The scissors are, well, scissors. They’re gray. They were just over $6 on Amazon and bought in a hurry when I moved to a new apartment. There’s nothing extraordinary about them. They just do their one job: cut. In my case, they cut beauty products in half in my desperate attempt to carve out every last drop. They’ve helped me get through many a Neutrogena benzoyl peroxide container (sexy!) and Tula SPF 30 (the barista at my favorite coffee shop compliments me every time I wear it, and I’m not about to give up that serotonin). As long as a product comes in a thin-enough plastic, it’s fair game: Toothpaste tubes. Creams. Cleansers. You name it, I’ve cut it in half. In some cases, I’ve been able to scrape enough product to last me an additional week.

The other half of the equation is a dual-ended, silicone spatula. When Soft Services launched its Carea cream, which is housed in aluminum, I started to carve out the last bits of the lotion with its pump—it was one of the few body lotions that actually made my persistently dry skin look alive, and I wasn’t about to leave even a morsel of it behind. I later turned it upside down and smacked the bottle as hard as I could, but even that left some product at the bottom.

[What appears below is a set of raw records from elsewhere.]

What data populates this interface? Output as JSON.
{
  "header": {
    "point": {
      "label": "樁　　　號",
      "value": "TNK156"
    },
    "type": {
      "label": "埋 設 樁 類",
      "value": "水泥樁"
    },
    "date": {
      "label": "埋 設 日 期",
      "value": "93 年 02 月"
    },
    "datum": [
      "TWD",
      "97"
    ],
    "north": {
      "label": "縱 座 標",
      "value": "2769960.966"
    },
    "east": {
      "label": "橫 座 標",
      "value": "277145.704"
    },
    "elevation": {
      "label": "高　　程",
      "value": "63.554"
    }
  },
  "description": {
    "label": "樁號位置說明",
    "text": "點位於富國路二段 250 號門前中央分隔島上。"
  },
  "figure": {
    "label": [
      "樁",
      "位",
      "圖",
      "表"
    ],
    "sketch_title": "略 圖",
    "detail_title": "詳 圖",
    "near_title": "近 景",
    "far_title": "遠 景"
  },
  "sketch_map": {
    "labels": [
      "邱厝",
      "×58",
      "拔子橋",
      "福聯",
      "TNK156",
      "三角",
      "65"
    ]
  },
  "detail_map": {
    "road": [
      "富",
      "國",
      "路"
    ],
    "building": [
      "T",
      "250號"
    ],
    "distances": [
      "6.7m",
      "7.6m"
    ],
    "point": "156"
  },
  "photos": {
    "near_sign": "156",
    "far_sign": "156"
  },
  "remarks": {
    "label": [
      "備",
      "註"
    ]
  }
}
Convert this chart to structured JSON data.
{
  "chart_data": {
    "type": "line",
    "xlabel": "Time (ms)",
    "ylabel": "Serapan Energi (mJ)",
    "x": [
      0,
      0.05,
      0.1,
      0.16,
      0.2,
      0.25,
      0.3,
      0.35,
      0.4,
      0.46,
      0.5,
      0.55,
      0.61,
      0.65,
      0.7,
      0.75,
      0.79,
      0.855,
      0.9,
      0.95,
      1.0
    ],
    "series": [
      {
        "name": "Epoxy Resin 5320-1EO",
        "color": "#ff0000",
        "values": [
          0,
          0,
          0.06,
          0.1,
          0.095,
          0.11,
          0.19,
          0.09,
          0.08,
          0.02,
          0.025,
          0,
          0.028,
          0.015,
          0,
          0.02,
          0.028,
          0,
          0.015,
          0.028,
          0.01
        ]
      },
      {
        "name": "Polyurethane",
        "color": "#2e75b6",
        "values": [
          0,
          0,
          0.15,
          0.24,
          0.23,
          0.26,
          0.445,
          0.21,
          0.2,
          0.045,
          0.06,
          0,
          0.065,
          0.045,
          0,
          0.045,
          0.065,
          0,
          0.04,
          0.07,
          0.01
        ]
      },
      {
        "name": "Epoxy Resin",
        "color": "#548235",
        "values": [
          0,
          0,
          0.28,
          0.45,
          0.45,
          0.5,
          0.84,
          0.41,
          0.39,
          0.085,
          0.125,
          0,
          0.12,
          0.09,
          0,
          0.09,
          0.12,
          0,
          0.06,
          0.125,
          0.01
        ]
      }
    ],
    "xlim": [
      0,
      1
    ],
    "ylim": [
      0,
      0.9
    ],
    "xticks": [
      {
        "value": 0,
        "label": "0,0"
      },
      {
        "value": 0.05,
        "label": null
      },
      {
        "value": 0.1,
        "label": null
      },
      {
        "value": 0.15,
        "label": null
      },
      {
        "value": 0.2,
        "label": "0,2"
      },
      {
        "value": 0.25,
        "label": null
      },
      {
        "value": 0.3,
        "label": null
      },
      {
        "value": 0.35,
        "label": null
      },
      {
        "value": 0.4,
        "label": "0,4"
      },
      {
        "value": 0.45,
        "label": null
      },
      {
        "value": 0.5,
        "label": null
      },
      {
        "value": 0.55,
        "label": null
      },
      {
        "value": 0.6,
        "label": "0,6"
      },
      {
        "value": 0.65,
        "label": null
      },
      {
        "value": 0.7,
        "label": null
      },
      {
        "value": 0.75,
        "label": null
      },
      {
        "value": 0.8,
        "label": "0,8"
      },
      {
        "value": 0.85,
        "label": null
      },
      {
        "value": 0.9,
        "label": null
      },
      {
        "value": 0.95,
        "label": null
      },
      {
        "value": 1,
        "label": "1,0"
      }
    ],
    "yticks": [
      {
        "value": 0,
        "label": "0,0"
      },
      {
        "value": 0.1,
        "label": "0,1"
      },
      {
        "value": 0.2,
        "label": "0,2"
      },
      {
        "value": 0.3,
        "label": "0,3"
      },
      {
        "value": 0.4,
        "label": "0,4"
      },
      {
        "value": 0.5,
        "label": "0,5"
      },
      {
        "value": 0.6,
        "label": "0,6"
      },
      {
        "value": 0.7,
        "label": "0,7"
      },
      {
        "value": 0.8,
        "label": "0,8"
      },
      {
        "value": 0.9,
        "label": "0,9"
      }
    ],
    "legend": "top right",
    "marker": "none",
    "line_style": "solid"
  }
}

My scissors were useless in this case, but Soft Services swooped in with a clutch solution: a dual-ended, bright orange spatula that’s just over 6 inches long (I found an Amazon dupe here). One side is pointy to get into pesky, tiny corners, and the other side is flat, best for scraping the sides and the bottom of my containers. I know I could just dip my fingers into small-enough products, but the thought of inviting whatever bacteria is hanging out under my nails is enough to put me off that idea. The last time I called my handy spatula in for duty was last Friday. I had a tiny, sample-sized tube of Biologique Recherche’s Masque Vivant, a pungent—think: dark chocolate mixed with cheese—face mask several facialists swore would help my angry chin. It was my final hail mary after a week of looking like a hormonal teenager, and my spatula was a key player. A few scoops later, the tube was as empty as possible, the evidence sitting on my skin. Hormonal breakouts may be temporary, but the spatula is forever.